Sunday, April 13, 2008

Bill Simmons Obviously Wasn't A History Major

I wonder if the Jesuits at Holy Cross cringe when they read Bill Simmons' ramblings. It must to be as obvious to them as it is to the rest of the world that Simmons liberal arts education just didn't take hold.

I am referring to Simmons latest piece on Barry Bonds and how he's been airbrushed from the national consciousness this year. In particular - it is this line that gets under my skin.
It [the Baseball Hall of Fame] can't pick and choose its lessons, for the same reason the Smithsonian doesn't ignore nadirs in this country's history like slavery, Hiroshima or Vanilla Ice.
First off there can only be one "nadir". You can only have one lowest point just as an artist can only have one "masterpiece". I've long given up on the idea that ESPN.com actually has editors who would catch things like that.

That first point is picky. I grant you that. The second point, however, is not picky at all.

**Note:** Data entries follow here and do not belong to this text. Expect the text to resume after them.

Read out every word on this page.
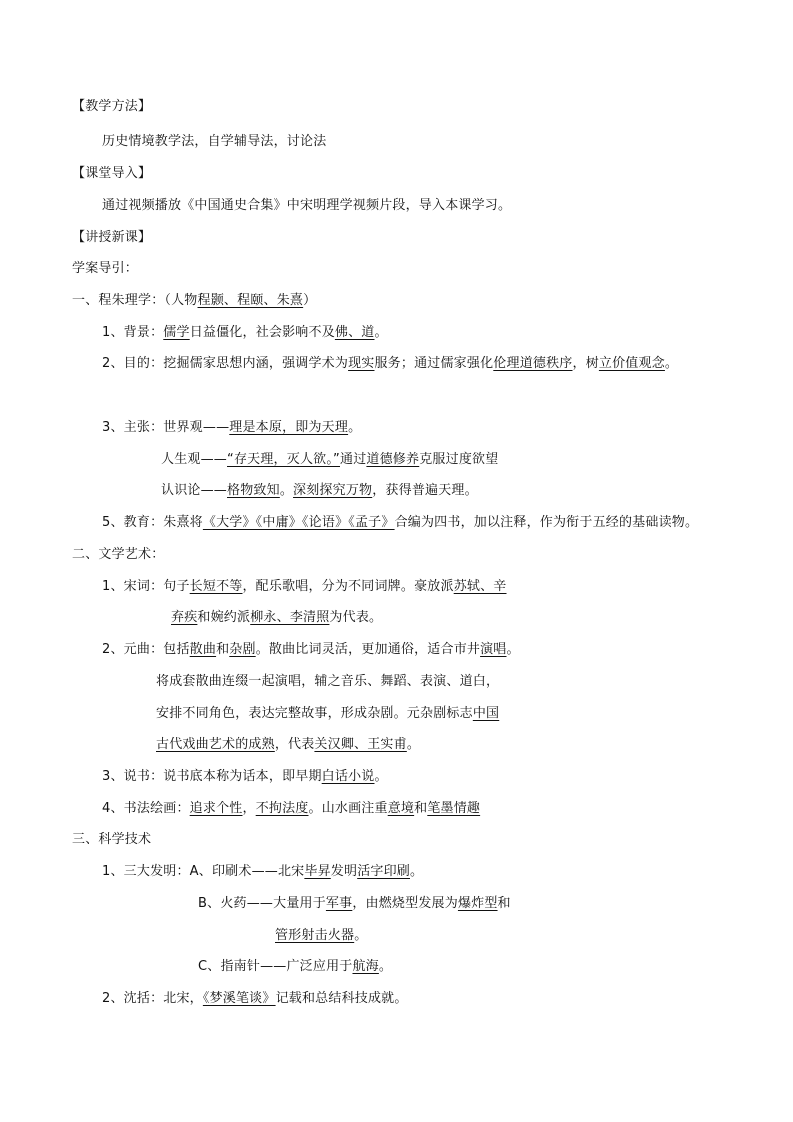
【教学方法】
历史情境教学法，自学辅导法，讨论法
【课堂导入】
通过视频播放《中国通史合集》中宋明理学视频片段，导入本课学习。
【讲授新课】
学案导引：
一、程朱理学：（人物程颢、程颐、朱熹）
1、背景：儒学日益僵化，社会影响不及佛、道。
2、目的：挖掘儒家思想内涵，强调学术为现实服务；通过儒家强化伦理道德秩序，树立价值观念。
3、主张：世界观——理是本原，即为天理。
人生观——“存天理，灭人欲。”通过道德修养克服过度欲望
认识论——格物致知。深刻探究万物，获得普遍天理。
5、教育：朱熹将《大学》《中庸》《论语》《孟子》合编为四书，加以注释，作为衔于五经的基础读物。
二、文学艺术：
1、宋词：句子长短不等，配乐歌唱，分为不同词牌。豪放派苏轼、辛
弃疾和婉约派柳永、李清照为代表。
2、元曲：包括散曲和杂剧。散曲比词灵活，更加通俗，适合市井演唱。
将成套散曲连缀一起演唱，辅之音乐、舞蹈、表演、道白，
安排不同角色，表达完整故事，形成杂剧。元杂剧标志中国
古代戏曲艺术的成熟，代表关汉卿、王实甫。
3、说书：说书底本称为话本，即早期白话小说。
4、书法绘画：追求个性，不拘法度。山水画注重意境和笔墨情趣
三、科学技术
1、三大发明：A、印刷术——北宋毕昇发明活字印刷。
B、火药——大量用于军事，由燃烧型发展为爆炸型和
管形射击火器。
C、指南针——广泛应用于航海。
2、沈括：北宋，《梦溪笔谈》记载和总结科技成就。
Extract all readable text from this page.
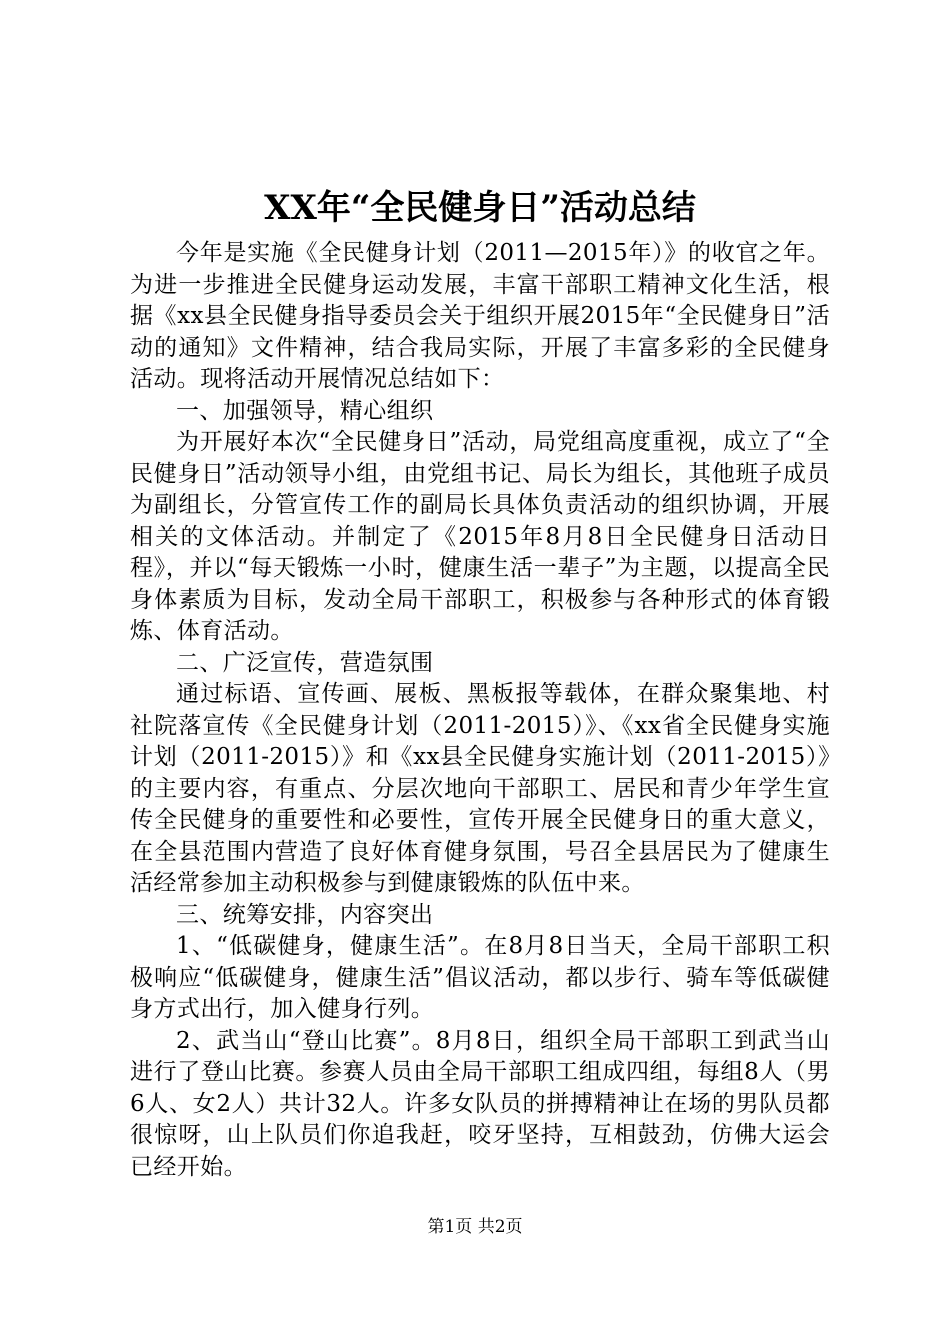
XX年“全民健身日”活动总结

今年是实施《全民健身计划（2011—2015年）》的收官之年。为进一步推进全民健身运动发展，丰富干部职工精神文化生活，根据《xx县全民健身指导委员会关于组织开展2015年“全民健身日”活动的通知》文件精神，结合我局实际，开展了丰富多彩的全民健身活动。现将活动开展情况总结如下：

一、加强领导，精心组织

为开展好本次“全民健身日”活动，局党组高度重视，成立了“全民健身日”活动领导小组，由党组书记、局长为组长，其他班子成员为副组长，分管宣传工作的副局长具体负责活动的组织协调，开展相关的文体活动。并制定了《2015年8月8日全民健身日活动日程》，并以“每天锻炼一小时，健康生活一辈子”为主题，以提高全民身体素质为目标，发动全局干部职工，积极参与各种形式的体育锻炼、体育活动。

二、广泛宣传，营造氛围

通过标语、宣传画、展板、黑板报等载体，在群众聚集地、村社院落宣传《全民健身计划（2011-2015）》、《xx省全民健身实施计划（2011-2015）》和《xx县全民健身实施计划（2011-2015）》的主要内容，有重点、分层次地向干部职工、居民和青少年学生宣传全民健身的重要性和必要性，宣传开展全民健身日的重大意义，在全县范围内营造了良好体育健身氛围，号召全县居民为了健康生活经常参加主动积极参与到健康锻炼的队伍中来。

三、统筹安排，内容突出

1、“低碳健身，健康生活”。在8月8日当天，全局干部职工积极响应“低碳健身，健康生活”倡议活动，都以步行、骑车等低碳健身方式出行，加入健身行列。

2、武当山“登山比赛”。8月8日，组织全局干部职工到武当山进行了登山比赛。参赛人员由全局干部职工组成四组，每组8人（男6人、女2人）共计32人。许多女队员的拼搏精神让在场的男队员都很惊呀，山上队员们你追我赶，咬牙坚持，互相鼓劲，仿佛大运会已经开始。

第1页 共2页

Hiroshima was not a nadir in the history of the United States. Far from it. The Manhattan Project was one of the few instances in US history where the full resources of the Federal Government were harnessed successfully. The US set off to be the first to develop an atomic bomb and we were successful. Harry Truman really had no choice but to drop the bomb on Hiroshima. It was the culmination of a chain of events that started with the Japanese bombing Pearl Harbor.

The US had no choice. It was either use the bomb or invade mainland Japan. The military expected such a great number of casualties from such an invasion that a huge number of Purple Hearts were ordered. The number of Purple Hearts ordered was so great that the military has been awarding those very same medals in every conflict since WWII and we still haven't used them all up (and hopefully never will).

The atomic bomb was terrible in its destruction but it was necessary to end a war that the Japanese forced upon us. It was hardly a "nadir" in our history. If Bill Simmons wasn't skipping history classes to watch Match Game back when he was in college - he might know that.